The Future Of CMS: Kentico Roadshow Recap
by Ascedia - November 3, 2017 - 3 minute read
The Ascedia team attended the Kentico Roadshow in Chicago last week and returned with some insight into digital marketing trends and the future of CMS. Here are some highlights:
Create Once, Publish Everywhere
Digital trends are showing that users are starting to interact with content outside of the website experience. In fact, 30% of all web sessions will be occurring without the use of a traditional screen by 2020. Kentico Cloud will allow for a more distributed flow of the content across multiple channels by allowing us to decouple it from presentation. In the past, all of the relevant content for the digital experience was maintained and managed in different systems such as a CMS, an app, etc.
Moving forward, Kentico Cloud allows all of your content to be shared across different platforms, enabling greater consumption of that information. Imagine having all your content stored but accessible by your existing website, an IOS app, an Android app, Alexa, your chatbot, and your VR app. We shouldn’t even limit it to digital applications, for that matter. Like adaptive and responsive design, thinking about content this way allows us to future-proof our content and get more return on the time and energy we invest in its creation.
The Advent of Azure Search
Kentico will soon enable the use of Azure Search for an on-site search platform. This is a huge shift for Kentico, and will allow any site on Kentico EMS to really beef up their search experience. Developers will be able to use functionality baked into the platform instead of using a third-party option. Azure Search offers search suggestions for type-ahead queries, faceted navigation for easy filtering of results, hit highlighting for keywords in results, and media file content indexing, just to name a few of its awesome capabilities.
More Efficient Email Campaigns
Kentico 11 has a much more robust email tool, with drag and drop functionality that competes with some of the big-name email tools in the marketplace. The plus? It automatically links directly to your CMS, which means that your blog articles, product information, and other content pieces can be easily added to the system’s email templates! You can customize emails by persona and create a series of templates that can always pull the most recent article or the latest event, without having to manually set up a message every time you want to send out an email. These enhancements can potentially cut the time your team spends managing email creation by hours.

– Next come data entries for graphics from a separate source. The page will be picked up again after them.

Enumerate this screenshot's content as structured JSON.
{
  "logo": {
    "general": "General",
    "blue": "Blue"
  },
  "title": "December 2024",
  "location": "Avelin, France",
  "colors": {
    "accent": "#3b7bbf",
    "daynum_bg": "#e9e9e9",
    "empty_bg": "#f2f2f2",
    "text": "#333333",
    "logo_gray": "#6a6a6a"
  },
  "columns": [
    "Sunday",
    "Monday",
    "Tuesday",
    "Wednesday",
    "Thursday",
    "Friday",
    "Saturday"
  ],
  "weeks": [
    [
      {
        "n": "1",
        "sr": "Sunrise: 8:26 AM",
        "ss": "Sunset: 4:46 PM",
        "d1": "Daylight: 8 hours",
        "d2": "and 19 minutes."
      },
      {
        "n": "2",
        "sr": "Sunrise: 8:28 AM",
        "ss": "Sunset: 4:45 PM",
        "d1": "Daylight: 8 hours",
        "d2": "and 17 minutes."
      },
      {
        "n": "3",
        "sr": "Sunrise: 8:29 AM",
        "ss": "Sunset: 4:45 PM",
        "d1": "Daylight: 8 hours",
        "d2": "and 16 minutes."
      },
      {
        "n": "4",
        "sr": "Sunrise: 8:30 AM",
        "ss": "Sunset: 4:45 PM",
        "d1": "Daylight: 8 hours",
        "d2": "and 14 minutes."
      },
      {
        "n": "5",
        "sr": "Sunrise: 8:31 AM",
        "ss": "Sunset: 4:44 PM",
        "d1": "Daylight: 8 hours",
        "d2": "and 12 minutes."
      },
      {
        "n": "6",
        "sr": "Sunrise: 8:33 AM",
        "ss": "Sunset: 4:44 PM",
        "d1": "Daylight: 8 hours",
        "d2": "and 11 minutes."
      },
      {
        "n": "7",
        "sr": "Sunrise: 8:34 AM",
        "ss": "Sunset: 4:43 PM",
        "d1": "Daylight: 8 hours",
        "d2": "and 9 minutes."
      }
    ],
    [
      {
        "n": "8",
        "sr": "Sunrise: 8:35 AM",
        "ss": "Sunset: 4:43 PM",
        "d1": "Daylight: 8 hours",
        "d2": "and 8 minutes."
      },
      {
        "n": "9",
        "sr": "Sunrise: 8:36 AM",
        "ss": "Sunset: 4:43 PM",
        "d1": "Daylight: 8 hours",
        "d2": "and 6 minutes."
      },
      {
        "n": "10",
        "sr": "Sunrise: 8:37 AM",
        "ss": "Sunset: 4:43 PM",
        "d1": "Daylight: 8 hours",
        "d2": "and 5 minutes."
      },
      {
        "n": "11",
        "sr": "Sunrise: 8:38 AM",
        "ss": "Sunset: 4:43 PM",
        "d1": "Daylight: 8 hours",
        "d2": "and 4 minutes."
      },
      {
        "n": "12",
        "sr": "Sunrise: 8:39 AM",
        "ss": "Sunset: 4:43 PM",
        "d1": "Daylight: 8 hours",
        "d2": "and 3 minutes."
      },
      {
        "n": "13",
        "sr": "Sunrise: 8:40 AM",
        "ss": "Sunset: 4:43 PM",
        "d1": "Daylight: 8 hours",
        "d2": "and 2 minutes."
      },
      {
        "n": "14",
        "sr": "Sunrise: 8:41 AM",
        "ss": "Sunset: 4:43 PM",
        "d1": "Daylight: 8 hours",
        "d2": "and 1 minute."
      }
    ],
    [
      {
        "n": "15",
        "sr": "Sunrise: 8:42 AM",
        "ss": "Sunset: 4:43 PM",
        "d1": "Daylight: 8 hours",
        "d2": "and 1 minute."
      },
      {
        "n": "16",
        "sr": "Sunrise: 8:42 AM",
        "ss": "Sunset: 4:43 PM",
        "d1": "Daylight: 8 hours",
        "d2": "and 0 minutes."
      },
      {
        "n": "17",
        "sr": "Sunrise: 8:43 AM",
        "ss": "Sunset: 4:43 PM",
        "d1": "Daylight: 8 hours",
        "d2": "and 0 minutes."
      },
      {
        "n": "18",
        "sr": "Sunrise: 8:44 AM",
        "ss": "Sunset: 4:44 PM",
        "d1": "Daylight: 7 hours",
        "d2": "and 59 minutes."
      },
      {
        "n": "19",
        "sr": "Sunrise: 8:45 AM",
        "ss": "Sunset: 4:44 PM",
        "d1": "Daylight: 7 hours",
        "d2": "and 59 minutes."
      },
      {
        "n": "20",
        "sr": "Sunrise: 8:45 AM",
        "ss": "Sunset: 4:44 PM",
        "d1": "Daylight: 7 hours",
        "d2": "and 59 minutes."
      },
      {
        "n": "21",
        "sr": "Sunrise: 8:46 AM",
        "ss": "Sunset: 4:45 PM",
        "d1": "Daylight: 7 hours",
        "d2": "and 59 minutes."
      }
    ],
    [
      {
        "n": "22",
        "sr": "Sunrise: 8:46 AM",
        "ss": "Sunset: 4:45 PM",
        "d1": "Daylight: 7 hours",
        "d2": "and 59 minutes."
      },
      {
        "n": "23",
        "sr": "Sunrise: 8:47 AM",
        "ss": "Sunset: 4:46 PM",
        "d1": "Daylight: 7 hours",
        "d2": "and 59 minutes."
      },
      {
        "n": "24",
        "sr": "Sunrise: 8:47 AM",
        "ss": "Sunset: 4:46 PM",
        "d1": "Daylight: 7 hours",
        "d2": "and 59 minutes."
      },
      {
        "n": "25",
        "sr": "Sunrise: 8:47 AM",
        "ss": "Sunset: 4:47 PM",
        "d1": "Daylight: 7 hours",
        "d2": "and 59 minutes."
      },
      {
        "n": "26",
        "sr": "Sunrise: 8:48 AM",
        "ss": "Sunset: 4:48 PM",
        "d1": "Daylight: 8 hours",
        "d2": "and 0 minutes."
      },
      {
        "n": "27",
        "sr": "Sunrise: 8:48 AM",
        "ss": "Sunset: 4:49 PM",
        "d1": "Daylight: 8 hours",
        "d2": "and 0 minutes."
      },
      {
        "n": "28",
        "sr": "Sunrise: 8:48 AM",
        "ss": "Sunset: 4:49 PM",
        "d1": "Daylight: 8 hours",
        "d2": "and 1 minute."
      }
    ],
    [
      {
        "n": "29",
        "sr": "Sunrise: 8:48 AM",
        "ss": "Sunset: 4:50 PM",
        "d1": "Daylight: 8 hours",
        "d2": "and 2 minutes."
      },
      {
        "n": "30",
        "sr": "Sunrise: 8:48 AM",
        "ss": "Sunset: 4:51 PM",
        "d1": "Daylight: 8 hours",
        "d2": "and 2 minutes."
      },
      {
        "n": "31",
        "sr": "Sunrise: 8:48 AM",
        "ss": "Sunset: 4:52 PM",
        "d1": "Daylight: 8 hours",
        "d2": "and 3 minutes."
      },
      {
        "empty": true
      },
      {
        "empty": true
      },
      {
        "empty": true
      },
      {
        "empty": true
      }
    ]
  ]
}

GDPR: General Data Protection Regulation
Starting in May 2018, the EU Parliament will replace the existing Data Protection Directive. The new policy will include:
- Right to Access: The ability to acknowledge that information is being gathered about the user.
- Right to be Forgotten: The ability for the user to revoke permission to have data collected and have all that data destroyed.
- Data Portability: The ability to have the data collected provided to the user.
- Privacy by Design: Data protection should at the core of the system and not an add-on after original core design is completed.
Compliance with GDPR is the responsibility of the company and violations can result in some rather large financial penalties. This will affect any site that is collecting information on anyone in the EU regardless of the company’s location. The good news is that Kentico 11 has already started implementing some key features in the CMS to help meet these new requirements.
DISCLAIMER: All data and information provided in this blog post are for informational purposes only. Kentico makes no representations as to the accuracy, completeness, currentness, suitability, or validity of any information contained herein. We recommend consulting with a lawyer for any legal advice pertaining to GDPR compliance.
The Future of the Web is Conversational
Future content decisions need to take both humans and robots equally into account. As the home gets more connected, more searches will be conducted using conversational context rather than the normal search patterns we currently use. Alexa, Google Home, and all other interconnected home devices are the precipitator to this trend, and they need structured data, using standards outlined on schema.org, to meet these requests. We learned that these types of searches will outnumber current search methods in just a 6-year timeframe. In order to stay in front of this trend, it’s important to rethink content so that it fits these types of searches, where natural language and questions replace keywords and phrases.